(Reuters) - Shares of SNC-Lavalin Group Inc (SNC.TO) tumbled on Tuesday after it revealed a probe into tens of millions of dollars of mysterious payments and warned that the impact of Libya’s civil war would push its 2011 profit well below earlier forecasts.
The Canadian engineering and construction company, which also may delay the release of quarterly financial results, did not say whether the internal probe was in any way related to its extensive business dealings with the now-deposed regime of former Libyan dictator Muammar Gaddafi.
SNC, a century-old company with operations in about 100 countries and revenues of C$6.3 billion ($6.3 billion) in 2010, lost about a quarter of its market value after the Tuesday announcement.

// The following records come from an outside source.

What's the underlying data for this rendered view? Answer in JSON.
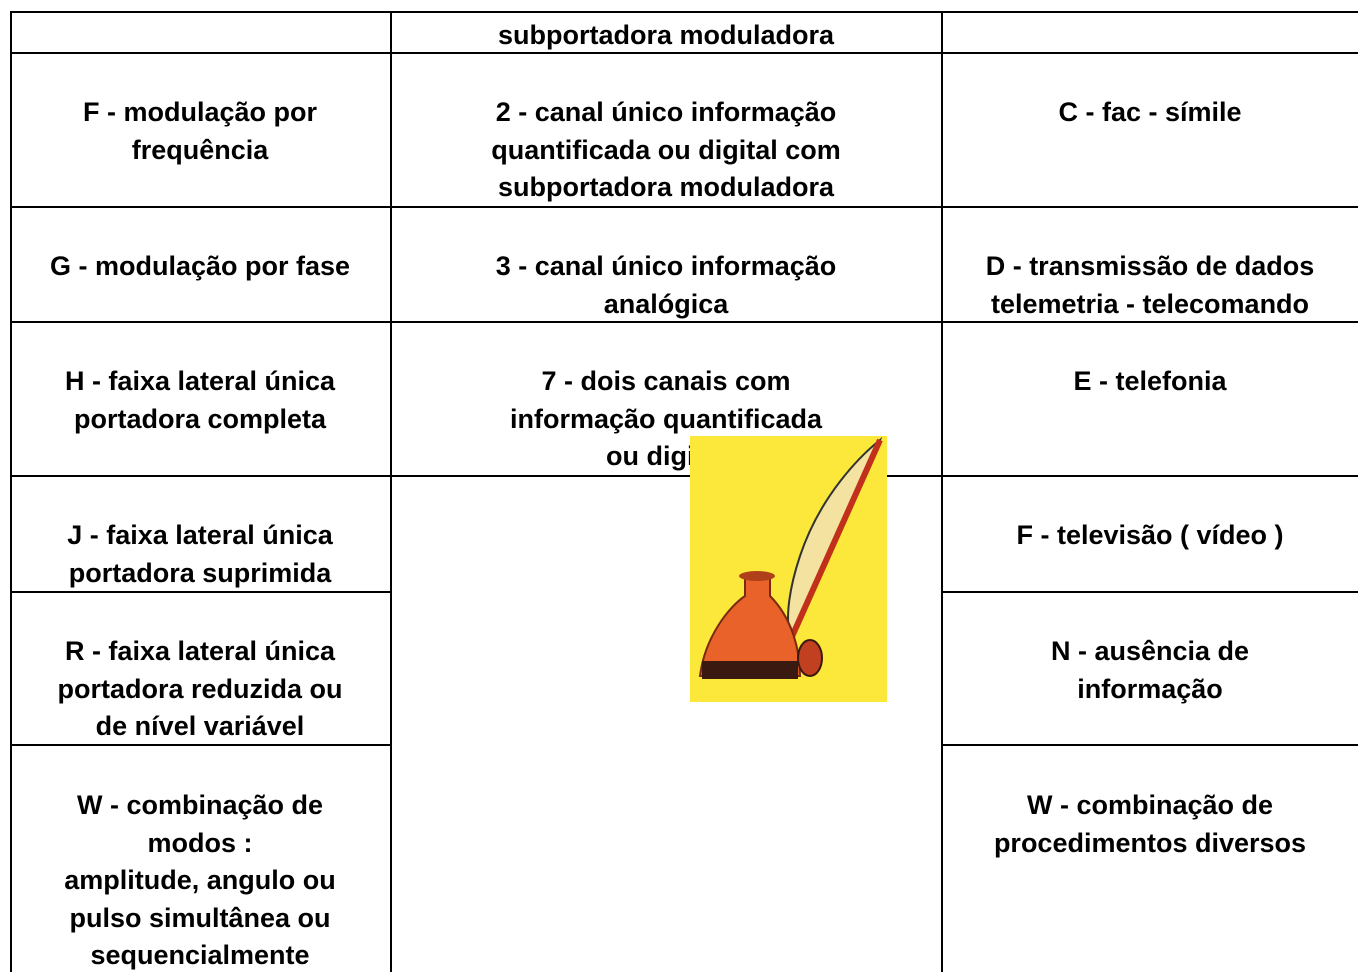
{
  "table": {
    "left": [
      "F - modulação por\nfrequência",
      "G - modulação por fase",
      "H - faixa lateral única\nportadora completa",
      "J -  faixa lateral única\nportadora suprimida",
      "R -  faixa lateral única\nportadora reduzida ou\nde nível variável",
      "W - combinação de\nmodos :\namplitude, angulo ou\npulso simultânea ou\nsequencialmente"
    ],
    "middle": [
      "subportadora   moduladora",
      "2 - canal único informação\nquantificada  ou digital com\nsubportadora moduladora",
      "3 - canal único informação\nanalógica",
      "7 - dois canais com\ninformação quantificada\nou digital"
    ],
    "right": [
      "C - fac - símile",
      "D - transmissão de dados\ntelemetria - telecomando",
      "E - telefonia",
      "F - televisão ( vídeo )",
      "N - ausência de\ninformação",
      "W - combinação de\nprocedimentos diversos"
    ]
  }
}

Earlier this month, Montreal-based SNC suspended two company executives who Canadian newspapers said had ties with the family of the Libyan leader, who was killed by rebel forces last year after being driven from power.
In a carefully word statement on Tuesday, SNC said it expected to record payments of about C$35 million “relating to certain payments” in the fourth quarter that were linked to construction projects that were unrelated to the expenses.
SNC’s board has started an independent investigation into the payments, and the company has retained lawyers. A company spokeswoman declined to comment further.
“They can’t afford to be anything but 100 percent diligent on anything that raises any red flags right now,” said Versant Partners analyst Neil Linsdell.
“If what we know today is the extent of it, the sell-off is overdone. Obviously the market is suggesting that there is more, or at least, it is afraid that there is more,” he said.
Analysts said the probe had the potential to sully SNC’s reputation and could pose an obstacle to winning future government contract awards, the lifeblood of an engineering and construction company that ranks as one of the world’s biggest.
“If none of the charges were related to Libya, we could view this development in a less negative light,” Macquarie Capital Markets analyst Gareth Tingling said in a note to clients. “We are becoming concerned that 2011’s events may affect SNC’s ability to win business in 2012 and possibly beyond,” he said.
This is not the first time SNC’s foreign dealings cast an unflattering spotlight on the company. Canadian police confirmed last September that they were investigating employees of SNC for possible corruption involving a US$1.2 billion World Bank bridge project in Bangladesh. An RCMP spokesman declined to comment on the status of the probe.
SNC said earlier this month that two executives, Riadh Ben Aissa, an executive vice-president who had been with the company for nearly 27 years, and Stephane Roy, a vice-president of finance, were no longer working for the company.
Canadian media said the two had ties to Gaddafi’s son, Saadi Gaddafi, and Ben Aissa had worked extensively in Libya.
On Tuesday, SNC said it expects to record a loss of about C$23 million on projects in Libya in the fourth quarter as it revises its “net financial exposure” to the North African country.
During last year’s civil war, SNC suspended work in Libya, which includes a prison, an airport and a large water project, but it has said it plans to restart operations.
All told, SNC sees 2011 profit coming in about 18 percent below the company’s earlier forecast, or C$80 million less than targeted.
Revised cost forecasts on some projects in its infrastructure and environment unit and in its chemicals and petroleum unit added to pressure on its profit forecast, the company said.
Afterwards, the shares fell as low as C$36.56 in busy trading on the Toronto Stock Exchange, a loss of 24 percent.
SNC, which had a market value of more than C$7 billion before Tuesday’s decline, said it was working toward releasing its fourth-quarter and full-year 2011 results “as soon as reasonably possible” and at least before March 30. The company was scheduled to release its earnings on Friday.
At least one analyst said the sharp drop in SNC’s share price was overdone.
“We are trying to dissociate the Libyan impact from the rest of the business...,” Alta Corp Capital analyst Maxim Sytchev said. “Looking out to 12-24 months, I think the earnings power of the rest of the businesses is very strong,” he said.
In 2010, Libyan projects contributed around 6 percent of revenue at SNC, which also has large operations in Canada and around the world in sectors including power, mining, oil and gas and infrastructure.